伝八さんを中心に男性たちはお酒をどんどんと空にしているのだけれど、真白先生は仕事の途中という事もあってお酒は口にすることも無かった。普段ならそう言う風に断ることは無いのだけれど、ここの用意されているお酒はどれも強いお酒ばかりだったので真白先生も若干躊躇して断ったんだとは思う。
「あの、ヒナミさんの分は取り分けとかなくて大丈夫なんですか?」
「大丈夫だよ。なあ、ヒナミは何か食べたいのあるかい?」
『真白先生は意地悪ですね。どれも食べたいなって思いますけど、私はここにあるもの食べられないって知ってるじゃないですか』
「という事なんで、忍さんの気持ちだけで大丈夫だよ」
「そう言うもんなんですね。それじゃあ、朝と夜にお母さんとばあちゃんの仏壇にご飯を供えてるのも食べてもらってないって事ですか?」
「それは食べてもらえてるんじゃないかな。ヒナミは他の幽霊さん達と違って特別だからね。他の幽霊が出来ないことが出来る代わりに他の幽霊が出来ることが出来なかったりするからさ」
『私だって別に好きでこうなったわけじゃないですからね。本当なら、私もお供え物とか食べたいですし、他の幽霊みたいに真白先生に触れてみたいって思いますもん。でも、私の事が見える忍さんなら触れることが出来るかもしれないですね。ちょっと触ってみてもいいですか?』
私が見えるって事は私を認識してくれているって事なんですよね。真白先生は私を認識していても触る事なんて出来ないですけど、真白先生以外の人だったら私を認識した瞬間に触れることが出来るようになってるって話ですからね。その感じで行けば、私は忍さんに触れることが出来るって事になると思うんですよ。だから、こうして手を伸ばせば忍さんに触れることが出来るって
「忍ちゃん、危ないって」
私が忍さんに触れる直前になっておばあさんが私から忍さんを守るように抱きしめていた。おばあさんは忍さんを抱きしめる直前に私の手を払いのけたのだけれど、私の手はそのおばあさんの手に払われてしまっていた。
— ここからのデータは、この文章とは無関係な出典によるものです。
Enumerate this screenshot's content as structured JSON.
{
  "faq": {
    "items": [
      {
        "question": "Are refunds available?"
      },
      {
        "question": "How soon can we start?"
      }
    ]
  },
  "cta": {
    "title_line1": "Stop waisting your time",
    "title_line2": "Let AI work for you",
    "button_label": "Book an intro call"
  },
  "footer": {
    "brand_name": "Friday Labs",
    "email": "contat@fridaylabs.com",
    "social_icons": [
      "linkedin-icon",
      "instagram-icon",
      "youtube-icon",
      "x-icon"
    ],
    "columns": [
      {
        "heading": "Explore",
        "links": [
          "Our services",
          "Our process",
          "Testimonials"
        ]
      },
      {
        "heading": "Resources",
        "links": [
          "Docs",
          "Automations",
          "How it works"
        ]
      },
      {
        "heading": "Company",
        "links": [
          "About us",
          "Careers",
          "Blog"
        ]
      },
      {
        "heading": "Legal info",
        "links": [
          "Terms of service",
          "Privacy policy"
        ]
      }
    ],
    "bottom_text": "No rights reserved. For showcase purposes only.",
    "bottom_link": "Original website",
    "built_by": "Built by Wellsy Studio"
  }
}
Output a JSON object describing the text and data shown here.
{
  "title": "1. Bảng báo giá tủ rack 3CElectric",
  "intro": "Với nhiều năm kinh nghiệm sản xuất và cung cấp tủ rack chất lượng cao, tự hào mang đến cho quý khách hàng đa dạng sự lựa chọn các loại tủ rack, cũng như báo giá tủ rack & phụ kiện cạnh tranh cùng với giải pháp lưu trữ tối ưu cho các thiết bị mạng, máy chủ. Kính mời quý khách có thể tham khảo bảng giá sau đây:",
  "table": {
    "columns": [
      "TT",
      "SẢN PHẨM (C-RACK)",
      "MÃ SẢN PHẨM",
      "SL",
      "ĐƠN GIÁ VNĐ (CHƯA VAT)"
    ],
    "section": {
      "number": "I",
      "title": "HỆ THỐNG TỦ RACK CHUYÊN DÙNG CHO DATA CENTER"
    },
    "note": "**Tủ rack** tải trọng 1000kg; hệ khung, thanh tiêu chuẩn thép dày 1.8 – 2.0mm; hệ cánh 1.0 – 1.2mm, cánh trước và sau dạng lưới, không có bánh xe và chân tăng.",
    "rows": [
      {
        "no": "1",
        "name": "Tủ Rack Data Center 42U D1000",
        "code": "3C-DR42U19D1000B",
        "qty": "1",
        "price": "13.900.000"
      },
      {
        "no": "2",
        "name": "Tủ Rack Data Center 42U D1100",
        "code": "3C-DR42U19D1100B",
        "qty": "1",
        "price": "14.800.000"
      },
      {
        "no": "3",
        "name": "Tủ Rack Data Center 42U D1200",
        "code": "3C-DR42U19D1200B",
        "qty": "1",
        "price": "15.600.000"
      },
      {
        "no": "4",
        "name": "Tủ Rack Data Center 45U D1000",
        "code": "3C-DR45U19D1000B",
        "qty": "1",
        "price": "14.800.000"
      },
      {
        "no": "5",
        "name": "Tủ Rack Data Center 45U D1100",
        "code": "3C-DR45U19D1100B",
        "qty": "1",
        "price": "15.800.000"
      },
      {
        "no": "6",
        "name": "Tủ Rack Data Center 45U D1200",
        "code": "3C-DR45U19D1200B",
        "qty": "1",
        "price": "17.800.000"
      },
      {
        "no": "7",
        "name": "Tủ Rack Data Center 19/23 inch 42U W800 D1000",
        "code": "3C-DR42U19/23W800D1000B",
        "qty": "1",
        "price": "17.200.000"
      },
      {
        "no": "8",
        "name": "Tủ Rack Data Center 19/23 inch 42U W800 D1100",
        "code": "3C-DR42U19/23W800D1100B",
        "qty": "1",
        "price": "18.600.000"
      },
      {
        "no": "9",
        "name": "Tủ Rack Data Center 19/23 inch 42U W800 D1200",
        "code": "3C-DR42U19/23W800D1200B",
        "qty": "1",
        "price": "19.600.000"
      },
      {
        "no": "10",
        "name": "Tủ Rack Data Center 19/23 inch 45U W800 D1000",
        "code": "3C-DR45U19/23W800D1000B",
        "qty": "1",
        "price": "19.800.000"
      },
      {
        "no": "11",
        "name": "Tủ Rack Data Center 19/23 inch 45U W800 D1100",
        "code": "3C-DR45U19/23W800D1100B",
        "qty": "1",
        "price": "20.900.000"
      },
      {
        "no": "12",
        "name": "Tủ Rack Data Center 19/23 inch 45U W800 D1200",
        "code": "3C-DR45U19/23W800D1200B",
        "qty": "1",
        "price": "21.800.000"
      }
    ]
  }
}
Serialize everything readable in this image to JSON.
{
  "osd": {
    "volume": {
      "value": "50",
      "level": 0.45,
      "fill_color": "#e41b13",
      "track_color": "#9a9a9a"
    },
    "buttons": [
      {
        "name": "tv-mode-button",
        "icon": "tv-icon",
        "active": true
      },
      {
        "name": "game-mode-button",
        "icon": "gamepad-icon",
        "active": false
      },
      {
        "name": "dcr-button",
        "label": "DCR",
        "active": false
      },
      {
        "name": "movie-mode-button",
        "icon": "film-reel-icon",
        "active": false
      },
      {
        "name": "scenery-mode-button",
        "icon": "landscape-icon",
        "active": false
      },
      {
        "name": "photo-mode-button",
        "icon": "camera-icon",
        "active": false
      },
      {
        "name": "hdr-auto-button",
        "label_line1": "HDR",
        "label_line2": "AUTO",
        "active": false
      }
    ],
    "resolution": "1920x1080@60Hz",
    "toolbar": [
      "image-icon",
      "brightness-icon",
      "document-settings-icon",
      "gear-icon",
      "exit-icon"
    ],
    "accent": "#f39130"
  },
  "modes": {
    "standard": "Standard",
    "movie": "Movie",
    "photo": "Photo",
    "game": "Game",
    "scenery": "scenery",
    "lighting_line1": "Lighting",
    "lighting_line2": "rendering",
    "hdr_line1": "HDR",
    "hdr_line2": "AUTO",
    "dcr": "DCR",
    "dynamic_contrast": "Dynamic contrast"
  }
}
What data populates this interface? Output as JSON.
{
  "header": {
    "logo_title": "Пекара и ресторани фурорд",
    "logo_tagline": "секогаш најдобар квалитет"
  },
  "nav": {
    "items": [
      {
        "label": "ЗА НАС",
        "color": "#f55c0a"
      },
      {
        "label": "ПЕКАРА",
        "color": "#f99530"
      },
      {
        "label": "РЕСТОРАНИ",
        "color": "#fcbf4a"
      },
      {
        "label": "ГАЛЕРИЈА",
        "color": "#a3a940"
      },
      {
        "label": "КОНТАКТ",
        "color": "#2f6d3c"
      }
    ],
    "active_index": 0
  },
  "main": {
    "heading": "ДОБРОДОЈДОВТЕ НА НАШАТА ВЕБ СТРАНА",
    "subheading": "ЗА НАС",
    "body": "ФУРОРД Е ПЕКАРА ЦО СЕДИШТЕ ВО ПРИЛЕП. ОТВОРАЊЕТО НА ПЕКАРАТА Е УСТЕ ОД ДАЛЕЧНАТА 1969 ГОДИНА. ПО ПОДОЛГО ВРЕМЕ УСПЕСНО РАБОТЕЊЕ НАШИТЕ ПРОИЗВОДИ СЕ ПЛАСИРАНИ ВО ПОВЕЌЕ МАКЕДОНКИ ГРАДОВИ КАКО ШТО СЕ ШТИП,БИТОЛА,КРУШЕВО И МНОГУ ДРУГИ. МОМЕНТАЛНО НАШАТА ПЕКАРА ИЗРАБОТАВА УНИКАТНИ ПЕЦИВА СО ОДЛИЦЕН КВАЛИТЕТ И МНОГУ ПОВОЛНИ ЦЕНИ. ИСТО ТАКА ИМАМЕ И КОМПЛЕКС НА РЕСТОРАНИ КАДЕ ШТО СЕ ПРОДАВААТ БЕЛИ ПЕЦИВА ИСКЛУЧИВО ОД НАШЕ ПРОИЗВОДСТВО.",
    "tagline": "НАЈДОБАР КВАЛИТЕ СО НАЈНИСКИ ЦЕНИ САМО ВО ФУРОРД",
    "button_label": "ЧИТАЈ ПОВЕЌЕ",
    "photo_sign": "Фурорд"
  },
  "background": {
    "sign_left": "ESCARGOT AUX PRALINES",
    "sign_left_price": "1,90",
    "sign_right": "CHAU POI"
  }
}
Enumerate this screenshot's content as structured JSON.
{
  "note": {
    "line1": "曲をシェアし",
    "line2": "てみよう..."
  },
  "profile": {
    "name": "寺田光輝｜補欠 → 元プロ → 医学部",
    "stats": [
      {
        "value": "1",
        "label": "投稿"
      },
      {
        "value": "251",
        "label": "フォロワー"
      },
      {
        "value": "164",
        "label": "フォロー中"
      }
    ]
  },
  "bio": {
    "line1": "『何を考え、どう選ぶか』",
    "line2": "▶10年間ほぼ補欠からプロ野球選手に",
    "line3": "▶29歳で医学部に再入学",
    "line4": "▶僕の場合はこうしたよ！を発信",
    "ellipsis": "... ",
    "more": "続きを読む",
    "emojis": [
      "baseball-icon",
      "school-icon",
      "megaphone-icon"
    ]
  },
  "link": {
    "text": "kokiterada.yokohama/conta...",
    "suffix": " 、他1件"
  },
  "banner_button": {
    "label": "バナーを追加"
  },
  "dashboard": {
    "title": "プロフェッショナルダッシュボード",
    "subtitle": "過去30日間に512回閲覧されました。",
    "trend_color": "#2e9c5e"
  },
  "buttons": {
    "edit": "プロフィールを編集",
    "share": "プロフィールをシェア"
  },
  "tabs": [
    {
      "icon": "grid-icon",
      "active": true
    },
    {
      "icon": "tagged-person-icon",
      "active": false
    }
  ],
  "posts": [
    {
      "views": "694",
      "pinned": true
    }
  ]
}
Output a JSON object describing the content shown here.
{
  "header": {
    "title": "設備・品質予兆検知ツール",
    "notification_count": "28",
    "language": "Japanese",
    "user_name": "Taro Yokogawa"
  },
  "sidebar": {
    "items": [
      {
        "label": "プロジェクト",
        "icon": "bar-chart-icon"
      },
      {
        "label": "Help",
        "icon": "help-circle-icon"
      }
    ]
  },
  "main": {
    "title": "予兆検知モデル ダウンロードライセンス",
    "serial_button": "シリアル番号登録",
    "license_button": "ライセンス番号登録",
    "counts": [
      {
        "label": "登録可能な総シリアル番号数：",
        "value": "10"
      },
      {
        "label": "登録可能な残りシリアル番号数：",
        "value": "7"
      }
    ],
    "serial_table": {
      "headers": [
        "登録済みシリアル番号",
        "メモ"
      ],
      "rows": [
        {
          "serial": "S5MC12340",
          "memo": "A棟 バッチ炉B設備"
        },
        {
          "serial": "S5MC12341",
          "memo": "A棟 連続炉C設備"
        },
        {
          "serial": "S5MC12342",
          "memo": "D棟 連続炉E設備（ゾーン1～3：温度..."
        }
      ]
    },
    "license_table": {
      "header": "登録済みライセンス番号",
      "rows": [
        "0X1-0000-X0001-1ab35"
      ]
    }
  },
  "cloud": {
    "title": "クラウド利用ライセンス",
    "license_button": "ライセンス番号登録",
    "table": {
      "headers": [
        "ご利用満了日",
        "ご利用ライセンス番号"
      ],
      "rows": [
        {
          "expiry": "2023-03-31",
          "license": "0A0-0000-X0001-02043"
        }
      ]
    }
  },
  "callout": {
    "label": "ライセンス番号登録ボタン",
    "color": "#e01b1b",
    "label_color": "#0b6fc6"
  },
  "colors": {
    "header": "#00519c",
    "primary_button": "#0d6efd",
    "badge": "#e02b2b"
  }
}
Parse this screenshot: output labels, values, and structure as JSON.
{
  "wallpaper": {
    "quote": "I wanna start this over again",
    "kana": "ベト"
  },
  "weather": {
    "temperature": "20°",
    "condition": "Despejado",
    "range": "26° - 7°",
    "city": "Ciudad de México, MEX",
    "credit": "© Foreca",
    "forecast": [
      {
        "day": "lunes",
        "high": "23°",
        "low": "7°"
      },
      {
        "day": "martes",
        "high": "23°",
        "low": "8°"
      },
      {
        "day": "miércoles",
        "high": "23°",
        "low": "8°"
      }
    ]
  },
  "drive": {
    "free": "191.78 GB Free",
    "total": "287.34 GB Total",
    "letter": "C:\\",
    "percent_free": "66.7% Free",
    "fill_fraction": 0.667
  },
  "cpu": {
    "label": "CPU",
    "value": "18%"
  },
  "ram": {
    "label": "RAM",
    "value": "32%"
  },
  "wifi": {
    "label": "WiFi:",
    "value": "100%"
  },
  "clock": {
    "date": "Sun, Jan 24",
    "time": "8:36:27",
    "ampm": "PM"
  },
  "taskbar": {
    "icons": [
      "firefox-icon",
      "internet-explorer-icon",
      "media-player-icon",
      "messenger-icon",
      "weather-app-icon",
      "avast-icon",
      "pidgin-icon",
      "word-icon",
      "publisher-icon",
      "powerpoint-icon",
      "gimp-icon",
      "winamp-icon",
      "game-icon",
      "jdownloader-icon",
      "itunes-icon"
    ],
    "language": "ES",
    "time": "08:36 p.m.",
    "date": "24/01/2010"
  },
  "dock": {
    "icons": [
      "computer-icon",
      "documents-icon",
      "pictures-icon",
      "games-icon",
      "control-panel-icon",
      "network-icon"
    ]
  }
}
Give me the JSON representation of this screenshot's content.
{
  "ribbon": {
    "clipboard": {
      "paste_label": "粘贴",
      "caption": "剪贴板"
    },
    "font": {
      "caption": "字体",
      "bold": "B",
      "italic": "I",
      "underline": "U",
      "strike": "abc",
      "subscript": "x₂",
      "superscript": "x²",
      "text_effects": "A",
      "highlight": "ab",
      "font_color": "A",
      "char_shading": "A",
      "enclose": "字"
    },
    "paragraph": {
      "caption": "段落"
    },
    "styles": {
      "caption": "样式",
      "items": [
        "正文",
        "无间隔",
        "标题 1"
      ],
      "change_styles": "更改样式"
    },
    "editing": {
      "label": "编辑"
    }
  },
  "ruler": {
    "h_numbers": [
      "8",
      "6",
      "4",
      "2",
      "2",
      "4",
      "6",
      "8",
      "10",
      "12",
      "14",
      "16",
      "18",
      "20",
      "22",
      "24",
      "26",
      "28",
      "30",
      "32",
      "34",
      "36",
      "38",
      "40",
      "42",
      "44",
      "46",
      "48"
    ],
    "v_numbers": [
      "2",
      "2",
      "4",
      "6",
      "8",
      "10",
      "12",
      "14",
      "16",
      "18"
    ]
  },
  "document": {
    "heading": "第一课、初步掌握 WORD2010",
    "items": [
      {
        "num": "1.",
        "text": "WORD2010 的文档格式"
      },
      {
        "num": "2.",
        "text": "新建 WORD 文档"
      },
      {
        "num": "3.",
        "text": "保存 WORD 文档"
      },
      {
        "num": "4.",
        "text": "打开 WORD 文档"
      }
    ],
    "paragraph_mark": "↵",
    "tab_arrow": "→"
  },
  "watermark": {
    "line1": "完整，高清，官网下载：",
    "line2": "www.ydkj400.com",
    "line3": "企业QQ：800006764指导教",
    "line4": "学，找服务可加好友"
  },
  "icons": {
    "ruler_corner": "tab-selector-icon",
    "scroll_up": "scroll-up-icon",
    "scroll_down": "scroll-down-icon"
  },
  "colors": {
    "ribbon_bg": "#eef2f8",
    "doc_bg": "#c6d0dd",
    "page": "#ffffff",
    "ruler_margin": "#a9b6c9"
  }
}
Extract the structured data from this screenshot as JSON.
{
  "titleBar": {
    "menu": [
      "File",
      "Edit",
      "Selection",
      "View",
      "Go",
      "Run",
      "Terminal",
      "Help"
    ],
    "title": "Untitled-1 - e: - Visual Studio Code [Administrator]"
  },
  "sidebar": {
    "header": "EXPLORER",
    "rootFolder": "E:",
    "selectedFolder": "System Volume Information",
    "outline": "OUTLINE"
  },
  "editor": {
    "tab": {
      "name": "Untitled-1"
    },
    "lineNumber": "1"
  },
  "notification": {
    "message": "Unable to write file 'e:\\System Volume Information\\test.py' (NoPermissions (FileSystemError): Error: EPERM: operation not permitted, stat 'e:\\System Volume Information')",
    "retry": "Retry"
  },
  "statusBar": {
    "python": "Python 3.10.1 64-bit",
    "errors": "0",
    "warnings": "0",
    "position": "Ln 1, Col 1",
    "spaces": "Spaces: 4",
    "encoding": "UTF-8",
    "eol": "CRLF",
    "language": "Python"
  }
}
あれ、このおばあさんも私の姿が見えているって事は、真白先生がこのおばあさんにも精液を飲ませたって事ですか?
いや、さすがにそんな事はしてないと思いますし、そんな事をしている姿も見てないですよ。
じゃあ、なんでこのおばあさんは私の事を認識しているんでしょうか。とても気になりますね。